So What’s the Difference?

Our small group (Bible study consisting of 5 couples that meets on Sunday nights) is just starting a new book called So What’s the Difference?, which looks at 20 world religions/worldviews and how they compare to Protestant Christianity.

I’m glad we’re doing this…I’m admittedly very dumb about world religions, and getting some sense of similarities and differences between Islam, Buddhism, etc and Christianity will be informative.

But the book also breaks down the differences between Protestantism and Roman Catholicism in the second chapter, which we’ll be discussing next week. Of course, this is of particular interest to me as a former-Catholic, now-Protestant girl (woman? whatever.).

I got to thinking last night after our study that I had some questions I wish I could ask a group of Catholics…and then, I thought, duh – your blog!

These aren’t meant to be judgmental; I just want your honest (and, it’s anonymous) opinion on these questions.

I know that the church’s teaching on heaven is not as cut-and-dried as it was before Vatican II. Here’s a website with some information about the Catholic church’s stance on this…it’s lengthy, but if you’re interested in what the church believes now, scroll down to the section “The fate of non-Catholics, as expressed after Vatican II” for a summary.

And know that I’m not offended by a “no” answer here in the poll if that’s what you believe! I’m just curious.

Thanks, friends!

9 responses to “So What’s the Difference?

  1. haglerhappenings

    Great questions! I can’t wait to read the answers, as I am in your same boat. And let me know how the study goes. I might suggest it to our small group. πŸ™‚

  2. studying at a jesuit college, we studied this at length and it was some of the most fascinating education during my time there. maybe because after attending catholic school for 12 years and strictly being taught about the catholic faith is why i was so interested to learn the similarities and differences between a faith i had grown up with and those of others around me but i loved questioning my own faith and figuring out if catholicism was the religion i wanted to continue to practice.

    good luck with your studies in your small group!

  3. That sounds like a book/study i’d love to do with our group. I love learning and asking about how others believe and practice their beliefs. I especially love, love your first poll question on whether one considers themselves firstly a Catholic or a Christian… I wonder that often here as denomination seems such a bigger deal here in Nashville than I’m used to (we’re low on Catholic churches -especially as compared to STL!!- but all the other Christian churches are very denominationally divided). What church you go to is a big deal here and one of the first questions that is asked when meeting new people. Followed by (if it’s not clear from the name of the church) which denomination is that?? It’s weird to me as I’ve always just considered myself most primarily a Christian regardless of which church I’m attending.
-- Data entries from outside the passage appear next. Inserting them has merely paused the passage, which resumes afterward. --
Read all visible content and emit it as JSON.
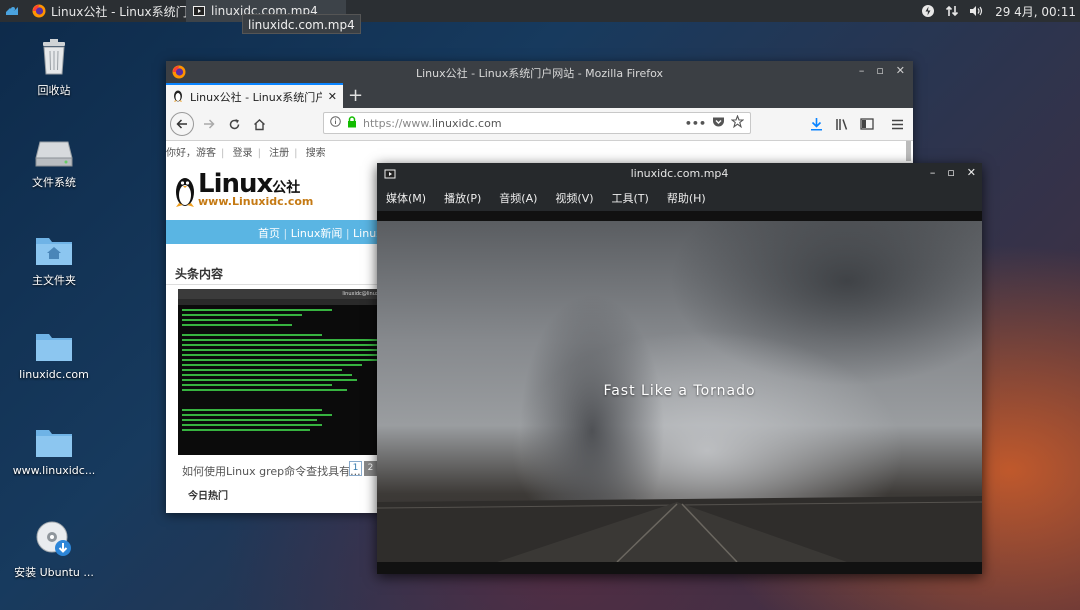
{
  "taskbar": {
    "tasks": [
      {
        "label": "Linux公社 - Linux系统门户..."
      },
      {
        "label": "linuxidc.com.mp4"
      }
    ],
    "tooltip": "linuxidc.com.mp4",
    "clock": "29 4月, 00:11"
  },
  "desktop": {
    "icons": [
      {
        "label": "回收站",
        "icon": "trash-icon"
      },
      {
        "label": "文件系统",
        "icon": "drive-icon"
      },
      {
        "label": "主文件夹",
        "icon": "home-folder-icon"
      },
      {
        "label": "linuxidc.com",
        "icon": "folder-icon"
      },
      {
        "label": "www.linuxidc...",
        "icon": "folder-icon"
      },
      {
        "label": "安装 Ubuntu ...",
        "icon": "install-disc-icon"
      }
    ]
  },
  "firefox": {
    "title": "Linux公社 - Linux系统门户网站 - Mozilla Firefox",
    "tab_label": "Linux公社 - Linux系统门户网",
    "url_prefix": "https://www.",
    "url_domain": "linuxidc.com",
    "page": {
      "top_links": [
        "你好，游客",
        "登录",
        "注册",
        "搜索"
      ],
      "logo_text": "Linux",
      "logo_suffix": "公社",
      "logo_url": "www.Linuxidc.com",
      "nav_links": [
        "首页",
        "Linux新闻",
        "Linux"
      ],
      "section_title": "头条内容",
      "terminal_title": "linuxidc@linuxidc: ~",
      "caption": "如何使用Linux grep命令查找具有...",
      "pager": [
        "1",
        "2"
      ],
      "hot_title": "今日热门"
    }
  },
  "player": {
    "title": "linuxidc.com.mp4",
    "menu": [
      "媒体(M)",
      "播放(P)",
      "音频(A)",
      "视频(V)",
      "工具(T)",
      "帮助(H)"
    ],
    "subtitle": "Fast Like a Tornado"
  },
  "colors": {
    "taskbar": "#2b2f33",
    "firefox_accent": "#0a84ff",
    "site_blue": "#5ab5e3",
    "terminal_green": "#3fd14a",
    "desktop_orange": "#d66028"
  }
}
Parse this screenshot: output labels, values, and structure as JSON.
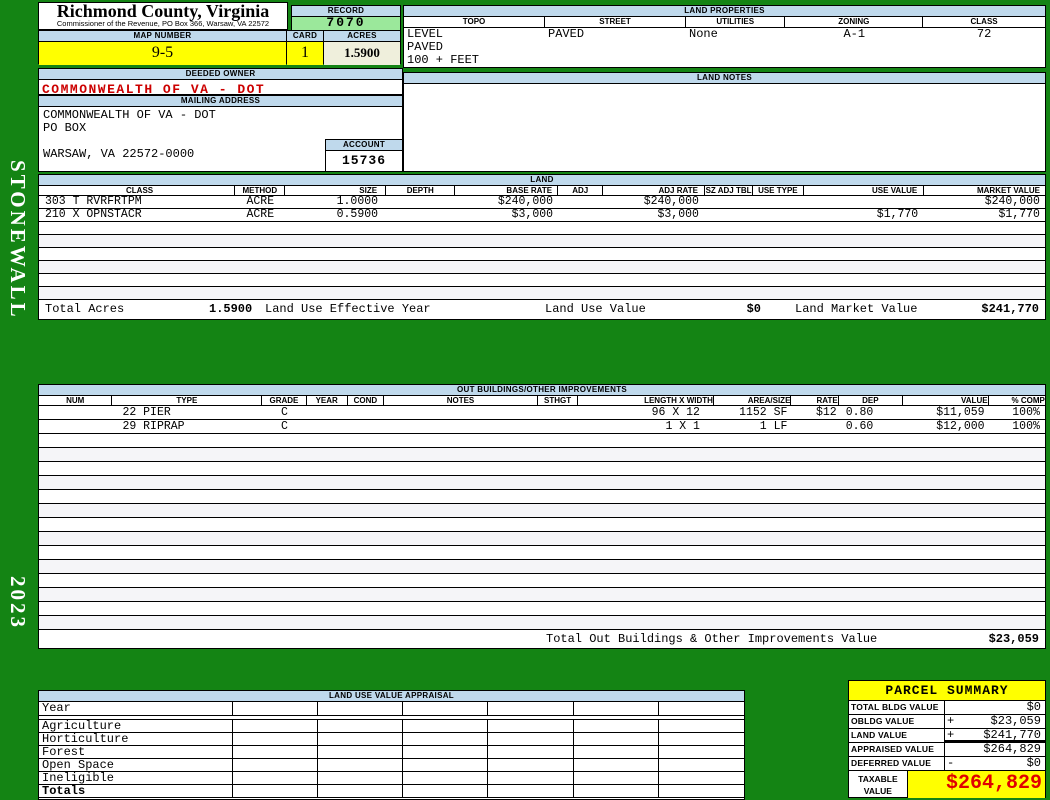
{
  "colors": {
    "background_green": "#148414",
    "header_blue": "#BFD9EC",
    "record_green": "#9BE89B",
    "highlight_yellow": "#FFFF00",
    "acres_cream": "#EFEFDC",
    "owner_red": "#CC0000",
    "taxable_red": "#E00000"
  },
  "sidebar": {
    "district": "STONEWALL",
    "year": "2023"
  },
  "header": {
    "county": "Richmond County, Virginia",
    "commissioner": "Commissioner of the Revenue, PO Box 366, Warsaw, VA 22572",
    "record_label": "RECORD",
    "record": "7070",
    "map_number_label": "MAP NUMBER",
    "map_number": "9-5",
    "card_label": "CARD",
    "card": "1",
    "acres_label": "ACRES",
    "acres": "1.5900"
  },
  "land_properties": {
    "title": "LAND PROPERTIES",
    "headers": [
      "TOPO",
      "STREET",
      "UTILITIES",
      "ZONING",
      "CLASS"
    ],
    "topo_lines": [
      "LEVEL",
      "PAVED",
      "100 + FEET"
    ],
    "street": "PAVED",
    "utilities": "None",
    "zoning": "A-1",
    "class": "72"
  },
  "owner": {
    "deeded_owner_label": "DEEDED OWNER",
    "deeded_owner": "COMMONWEALTH OF VA - DOT",
    "mailing_address_label": "MAILING ADDRESS",
    "address_lines": [
      "COMMONWEALTH OF VA - DOT",
      "PO BOX",
      "",
      "WARSAW, VA 22572-0000"
    ],
    "account_label": "ACCOUNT",
    "account": "15736"
  },
  "land_notes": {
    "title": "LAND NOTES"
  },
  "land": {
    "title": "LAND",
    "headers": [
      "CLASS",
      "METHOD",
      "SIZE",
      "DEPTH",
      "BASE RATE",
      "ADJ",
      "ADJ RATE",
      "SZ ADJ TBL",
      "USE TYPE",
      "USE VALUE",
      "MARKET VALUE"
    ],
    "rows": [
      {
        "class": "303 T RVRFRTPM",
        "method": "ACRE",
        "size": "1.0000",
        "depth": "",
        "base_rate": "$240,000",
        "adj": "",
        "adj_rate": "$240,000",
        "sz_adj_tbl": "",
        "use_type": "",
        "use_value": "",
        "market_value": "$240,000"
      },
      {
        "class": "210 X OPNSTACR",
        "method": "ACRE",
        "size": "0.5900",
        "depth": "",
        "base_rate": "$3,000",
        "adj": "",
        "adj_rate": "$3,000",
        "sz_adj_tbl": "",
        "use_type": "",
        "use_value": "$1,770",
        "market_value": "$1,770"
      }
    ],
    "totals": {
      "total_acres_label": "Total Acres",
      "total_acres": "1.5900",
      "effective_year_label": "Land Use Effective Year",
      "use_value_label": "Land Use Value",
      "use_value": "$0",
      "market_value_label": "Land Market Value",
      "market_value": "$241,770"
    }
  },
  "out_buildings": {
    "title": "OUT BUILDINGS/OTHER IMPROVEMENTS",
    "headers": [
      "NUM",
      "TYPE",
      "GRADE",
      "YEAR",
      "COND",
      "NOTES",
      "STHGT",
      "LENGTH X WIDTH",
      "AREA/SIZE",
      "RATE",
      "DEP",
      "VALUE",
      "% COMP"
    ],
    "rows": [
      {
        "num": "",
        "type": "22 PIER",
        "grade": "C",
        "year": "",
        "cond": "",
        "notes": "",
        "sthgt": "",
        "length_width": "96 X 12",
        "area_size": "1152 SF",
        "rate": "$12",
        "dep": "0.80",
        "value": "$11,059",
        "pct_comp": "100%"
      },
      {
        "num": "",
        "type": "29 RIPRAP",
        "grade": "C",
        "year": "",
        "cond": "",
        "notes": "",
        "sthgt": "",
        "length_width": "1 X 1",
        "area_size": "1 LF",
        "rate": "",
        "dep": "0.60",
        "value": "$12,000",
        "pct_comp": "100%"
      }
    ],
    "total_label": "Total Out Buildings & Other Improvements Value",
    "total": "$23,059"
  },
  "land_use_appraisal": {
    "title": "LAND USE VALUE APPRAISAL",
    "row_labels": [
      "Year",
      "Agriculture",
      "Horticulture",
      "Forest",
      "Open Space",
      "Ineligible",
      "Totals"
    ]
  },
  "parcel_summary": {
    "title": "PARCEL SUMMARY",
    "rows": [
      {
        "label": "TOTAL BLDG VALUE",
        "op": "",
        "value": "$0"
      },
      {
        "label": "OBLDG VALUE",
        "op": "+",
        "value": "$23,059"
      },
      {
        "label": "LAND VALUE",
        "op": "+",
        "value": "$241,770"
      },
      {
        "label": "APPRAISED VALUE",
        "op": "",
        "value": "$264,829"
      },
      {
        "label": "DEFERRED VALUE",
        "op": "-",
        "value": "$0"
      }
    ],
    "taxable_label_line1": "TAXABLE",
    "taxable_label_line2": "VALUE",
    "taxable": "$264,829"
  }
}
  4. I was born and raised a Catholic in the days where being anything other than Catholic was just not heard of in our community. I came from Teutopolis and in my 12 years of school, I only knew 2 other families in T-Town who were not Catholic. Catholism was shoved down my throat. One of my friends had the audacity to date a non-Catholic and her parents made her stop seeing him. She then married someone who she was really not suited for, had 5 children and then divorced him. My sister dated a non-Catholic and my Father told him that he was not welcome in our home. My Sister did not give in and married him and they have been married for 63 years! He joined the Catholic religion and is very happy with his choice. One of my brothers married a divorced woman with a child, outside of the Church. I thought that my parents would grieve themselves to death. As it turned out, her ex died young and they were able to marry in ” The Church”. My parents were so happy when they heard that he had been killed because now their son and wife could be married in the eyes of the Church. Isn’t that pathetic? But they didn’t know any difference. Nicole, your Grandma was not Catholic and my parents made damned sure that she took instructions and became a Catholic. I was taught by the nuns that if you were not baptized in the Catholic Church, you could not go to heaven. As I grew older, I decided that this was hogwash! There are a lot of non-Catholics who are much holier than some Catholics I know. Our son married a Methodist and I do not have a problem with that. As long as he believes in God and lives a good life, I can not see a just God damning him for leaving the Catholic religion. I could go on and on. I do know that the Catholic Church has been the reason for a lot of marriages suffering. You young people would not believe what was all taught us about marriage and sex. I thought everything was a sin and as I grew older, I realized that it was not.,
    Poor Jim!!!! πŸ™‚

    aren’t you sorry that I read your questions and felt a “need” to respond??? lol

  5. Nicole, Heidi showed me your questions and I felt compelled to respond. The first one is particularly interesting. I would have responded 5 years ago with catholic first and christian second (when I was part of the Catholic church). I think this question is akin to asking “If you were in a fraternity in college, do you identify first with being a [insert your fraternity here] or being “Greek”. I would identify myself first with being a Sigma Nu and being “Greek” secondly.

  6. I really could not pick Catholic OR Christian…I believe them to be ONE. I cannot be one without the other included whole heartedly. I cannot answer that…I am both…not either or.